A core can IPI a VM or VMM by performing a MMI/O write using
the same bit patterns the I/O device would have used. Since
all interrupts carry privilege (SW stack index) and priority
along with 8-bit ISR and 32-bit message, SW has a "big Enough"
interrupt name-space to do anything it likes.
Finally, there is interrupt negotiation where a service port
on the core sees the interrupt table broadcast and decides
to try-to process said interrupt.
Thus, the Interrupt Service Philosophy
a) is not close to any core
b) cores are notified by MMI/O broadcast
c) cores continue to run code while negotiating for interrupts
d) HW prefetches thread state and RF before interrupt acceptance
e) anybody with VAS access can perform IPIs via MMU-PTEs
Thus, the local Pic is a 6-rail-road-track state machine,
with a single DW of state (&interrupt_table).
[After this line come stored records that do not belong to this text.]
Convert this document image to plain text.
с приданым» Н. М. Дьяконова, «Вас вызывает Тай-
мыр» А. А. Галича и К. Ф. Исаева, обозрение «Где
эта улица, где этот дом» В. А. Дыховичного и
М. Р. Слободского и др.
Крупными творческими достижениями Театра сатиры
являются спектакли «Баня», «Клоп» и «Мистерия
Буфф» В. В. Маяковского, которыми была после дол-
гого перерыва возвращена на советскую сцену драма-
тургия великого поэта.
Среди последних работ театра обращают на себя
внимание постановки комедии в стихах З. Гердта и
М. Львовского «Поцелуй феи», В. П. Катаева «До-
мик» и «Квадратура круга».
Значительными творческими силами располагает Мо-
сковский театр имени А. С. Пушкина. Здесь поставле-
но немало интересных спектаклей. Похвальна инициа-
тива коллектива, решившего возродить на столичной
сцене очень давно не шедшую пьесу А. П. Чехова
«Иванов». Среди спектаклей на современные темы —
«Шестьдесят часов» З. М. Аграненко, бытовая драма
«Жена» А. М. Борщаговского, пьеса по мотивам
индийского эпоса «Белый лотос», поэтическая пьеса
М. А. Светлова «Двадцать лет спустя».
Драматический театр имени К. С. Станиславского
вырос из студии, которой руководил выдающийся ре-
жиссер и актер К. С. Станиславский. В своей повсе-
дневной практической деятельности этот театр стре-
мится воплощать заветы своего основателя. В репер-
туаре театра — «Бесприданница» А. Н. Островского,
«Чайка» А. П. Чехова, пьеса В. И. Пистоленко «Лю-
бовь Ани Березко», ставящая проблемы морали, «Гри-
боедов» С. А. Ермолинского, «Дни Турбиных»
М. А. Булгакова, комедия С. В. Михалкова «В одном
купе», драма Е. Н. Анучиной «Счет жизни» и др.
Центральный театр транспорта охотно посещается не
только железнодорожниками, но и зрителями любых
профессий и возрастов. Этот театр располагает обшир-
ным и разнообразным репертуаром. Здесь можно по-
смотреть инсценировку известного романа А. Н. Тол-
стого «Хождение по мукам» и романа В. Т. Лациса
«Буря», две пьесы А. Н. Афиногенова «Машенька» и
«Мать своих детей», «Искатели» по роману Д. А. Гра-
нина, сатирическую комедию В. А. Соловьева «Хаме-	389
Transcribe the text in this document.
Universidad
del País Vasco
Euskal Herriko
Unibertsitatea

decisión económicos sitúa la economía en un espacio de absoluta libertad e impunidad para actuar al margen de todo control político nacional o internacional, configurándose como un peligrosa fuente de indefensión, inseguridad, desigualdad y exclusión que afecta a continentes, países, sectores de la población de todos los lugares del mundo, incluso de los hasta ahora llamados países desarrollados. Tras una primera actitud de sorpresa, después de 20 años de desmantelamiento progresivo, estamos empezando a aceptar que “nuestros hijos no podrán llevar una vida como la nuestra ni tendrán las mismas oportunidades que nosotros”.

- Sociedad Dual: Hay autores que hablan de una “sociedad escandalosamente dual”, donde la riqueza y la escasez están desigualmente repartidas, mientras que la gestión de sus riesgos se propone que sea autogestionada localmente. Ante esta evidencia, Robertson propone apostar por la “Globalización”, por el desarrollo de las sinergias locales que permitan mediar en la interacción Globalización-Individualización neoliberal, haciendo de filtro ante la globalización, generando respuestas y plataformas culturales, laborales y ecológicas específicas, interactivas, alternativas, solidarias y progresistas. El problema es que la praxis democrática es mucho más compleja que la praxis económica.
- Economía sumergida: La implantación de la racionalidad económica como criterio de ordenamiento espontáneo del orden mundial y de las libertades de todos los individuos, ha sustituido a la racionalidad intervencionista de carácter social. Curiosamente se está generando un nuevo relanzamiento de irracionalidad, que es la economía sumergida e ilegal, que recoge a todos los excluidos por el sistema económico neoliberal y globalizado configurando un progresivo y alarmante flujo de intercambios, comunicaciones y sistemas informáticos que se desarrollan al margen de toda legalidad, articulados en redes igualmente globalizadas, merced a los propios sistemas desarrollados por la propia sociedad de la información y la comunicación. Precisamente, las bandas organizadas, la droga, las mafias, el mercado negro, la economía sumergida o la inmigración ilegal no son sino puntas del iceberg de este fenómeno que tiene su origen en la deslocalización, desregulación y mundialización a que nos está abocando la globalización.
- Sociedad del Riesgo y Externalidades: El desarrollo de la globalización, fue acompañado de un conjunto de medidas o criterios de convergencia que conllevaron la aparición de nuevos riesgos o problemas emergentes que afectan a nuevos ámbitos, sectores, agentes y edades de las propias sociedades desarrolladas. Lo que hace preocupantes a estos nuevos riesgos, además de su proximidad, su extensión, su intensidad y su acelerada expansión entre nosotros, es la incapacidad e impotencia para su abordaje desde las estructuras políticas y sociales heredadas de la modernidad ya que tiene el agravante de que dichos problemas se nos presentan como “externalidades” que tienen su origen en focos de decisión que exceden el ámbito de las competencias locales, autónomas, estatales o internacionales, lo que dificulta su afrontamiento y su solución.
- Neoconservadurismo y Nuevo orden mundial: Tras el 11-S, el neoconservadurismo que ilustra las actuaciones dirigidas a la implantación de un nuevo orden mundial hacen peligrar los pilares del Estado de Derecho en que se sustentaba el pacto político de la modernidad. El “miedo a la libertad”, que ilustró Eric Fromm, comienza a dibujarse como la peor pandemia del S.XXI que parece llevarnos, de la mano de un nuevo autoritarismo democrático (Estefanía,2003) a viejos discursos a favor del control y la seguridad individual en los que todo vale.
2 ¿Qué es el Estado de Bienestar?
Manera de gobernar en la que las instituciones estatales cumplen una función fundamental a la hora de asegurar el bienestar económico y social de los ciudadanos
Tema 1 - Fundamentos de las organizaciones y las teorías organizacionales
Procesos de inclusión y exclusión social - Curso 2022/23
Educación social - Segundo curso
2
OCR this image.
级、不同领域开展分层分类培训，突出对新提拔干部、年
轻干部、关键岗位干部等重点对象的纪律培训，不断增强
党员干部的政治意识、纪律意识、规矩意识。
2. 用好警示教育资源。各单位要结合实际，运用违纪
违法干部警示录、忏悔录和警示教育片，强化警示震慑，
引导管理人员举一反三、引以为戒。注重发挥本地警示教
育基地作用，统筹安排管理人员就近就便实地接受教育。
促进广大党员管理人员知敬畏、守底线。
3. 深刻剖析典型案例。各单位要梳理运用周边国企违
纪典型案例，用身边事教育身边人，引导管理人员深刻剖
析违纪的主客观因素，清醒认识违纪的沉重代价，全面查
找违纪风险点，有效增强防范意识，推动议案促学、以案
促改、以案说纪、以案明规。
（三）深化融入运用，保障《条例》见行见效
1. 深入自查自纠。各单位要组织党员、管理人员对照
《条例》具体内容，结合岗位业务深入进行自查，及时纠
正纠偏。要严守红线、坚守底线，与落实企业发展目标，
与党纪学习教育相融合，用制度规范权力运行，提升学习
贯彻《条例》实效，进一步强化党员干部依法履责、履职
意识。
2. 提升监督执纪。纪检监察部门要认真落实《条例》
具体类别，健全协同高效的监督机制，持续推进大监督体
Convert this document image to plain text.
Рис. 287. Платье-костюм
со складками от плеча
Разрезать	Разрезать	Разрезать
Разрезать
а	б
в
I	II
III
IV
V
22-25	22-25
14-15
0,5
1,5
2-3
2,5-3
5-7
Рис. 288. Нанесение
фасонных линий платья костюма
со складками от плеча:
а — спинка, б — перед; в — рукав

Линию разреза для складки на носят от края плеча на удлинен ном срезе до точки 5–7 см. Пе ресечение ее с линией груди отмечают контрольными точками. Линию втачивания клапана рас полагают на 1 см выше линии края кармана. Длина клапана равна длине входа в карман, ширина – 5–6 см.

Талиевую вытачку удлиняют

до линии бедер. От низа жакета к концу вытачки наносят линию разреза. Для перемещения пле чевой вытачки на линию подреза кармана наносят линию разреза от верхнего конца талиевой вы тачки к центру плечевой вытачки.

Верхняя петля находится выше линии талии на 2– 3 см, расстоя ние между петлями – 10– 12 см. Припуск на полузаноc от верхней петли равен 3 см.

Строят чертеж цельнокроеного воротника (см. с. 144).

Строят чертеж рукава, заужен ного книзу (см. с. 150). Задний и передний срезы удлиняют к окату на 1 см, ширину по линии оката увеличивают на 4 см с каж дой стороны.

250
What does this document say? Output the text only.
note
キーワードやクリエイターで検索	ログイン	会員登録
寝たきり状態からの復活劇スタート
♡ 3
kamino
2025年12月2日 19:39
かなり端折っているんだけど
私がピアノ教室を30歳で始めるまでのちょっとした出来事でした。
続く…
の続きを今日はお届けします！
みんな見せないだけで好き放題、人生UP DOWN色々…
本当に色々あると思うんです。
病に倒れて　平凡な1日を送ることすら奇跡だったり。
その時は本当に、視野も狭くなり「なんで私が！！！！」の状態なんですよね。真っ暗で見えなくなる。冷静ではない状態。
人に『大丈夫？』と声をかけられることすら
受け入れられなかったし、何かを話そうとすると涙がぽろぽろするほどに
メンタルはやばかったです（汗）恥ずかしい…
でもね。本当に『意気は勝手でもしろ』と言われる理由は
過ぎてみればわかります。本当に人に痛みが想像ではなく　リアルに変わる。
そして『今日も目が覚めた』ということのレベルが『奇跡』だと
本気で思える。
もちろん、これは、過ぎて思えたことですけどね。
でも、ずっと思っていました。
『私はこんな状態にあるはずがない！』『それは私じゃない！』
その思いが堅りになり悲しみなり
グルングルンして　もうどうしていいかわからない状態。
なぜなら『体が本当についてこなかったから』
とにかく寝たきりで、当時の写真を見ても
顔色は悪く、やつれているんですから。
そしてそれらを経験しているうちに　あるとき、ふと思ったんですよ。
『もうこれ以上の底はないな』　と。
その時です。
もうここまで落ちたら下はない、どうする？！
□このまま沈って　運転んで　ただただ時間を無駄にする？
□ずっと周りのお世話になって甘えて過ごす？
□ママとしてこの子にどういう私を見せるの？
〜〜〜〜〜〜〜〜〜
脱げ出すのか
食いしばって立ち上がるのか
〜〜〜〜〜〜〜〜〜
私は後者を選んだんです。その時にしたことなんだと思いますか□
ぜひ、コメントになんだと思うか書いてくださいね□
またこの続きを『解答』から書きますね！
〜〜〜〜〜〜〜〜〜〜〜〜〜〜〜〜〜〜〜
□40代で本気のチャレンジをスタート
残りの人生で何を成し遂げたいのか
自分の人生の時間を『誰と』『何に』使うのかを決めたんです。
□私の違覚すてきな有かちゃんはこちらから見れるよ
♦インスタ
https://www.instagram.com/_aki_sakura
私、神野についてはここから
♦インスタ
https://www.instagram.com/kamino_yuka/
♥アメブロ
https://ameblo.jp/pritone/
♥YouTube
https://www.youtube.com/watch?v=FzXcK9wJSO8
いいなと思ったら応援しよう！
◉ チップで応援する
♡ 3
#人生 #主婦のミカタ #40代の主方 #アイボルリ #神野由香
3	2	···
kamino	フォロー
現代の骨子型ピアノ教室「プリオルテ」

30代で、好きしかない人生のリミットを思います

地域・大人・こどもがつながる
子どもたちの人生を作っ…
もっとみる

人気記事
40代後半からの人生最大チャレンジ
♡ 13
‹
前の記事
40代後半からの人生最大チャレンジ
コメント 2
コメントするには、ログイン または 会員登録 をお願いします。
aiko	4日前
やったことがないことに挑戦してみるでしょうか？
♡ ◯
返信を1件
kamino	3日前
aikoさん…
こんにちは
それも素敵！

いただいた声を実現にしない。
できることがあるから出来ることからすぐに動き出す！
Absolutely. Be crazy not to. There is an irq controller component
separate from the CPU. (I decided to move the controller outside of the
CPU).

You need 2 concepts:
a) the deposition of interrupts in the table
b) the delivery of interrupts to consuming (cores)
(a) must happen even when no core is looking at the table.
(b) can happen by having SW perform read requests to interrupt
    aperture or by the normal HW broadcast mechanism.

interrupt controller tables rather than requiring the device driver
to change the msix-vector address field).

The MSI-X address is (nominally) set once just after GuestOS device
discovery. And becomes a virtual constant pointer afterwards.

Updating I/O is faster than updating DRAM tables.

Expand:: is this the distinction between flip-flops and a RAM
buried inside a pre-defined pin-boundary ??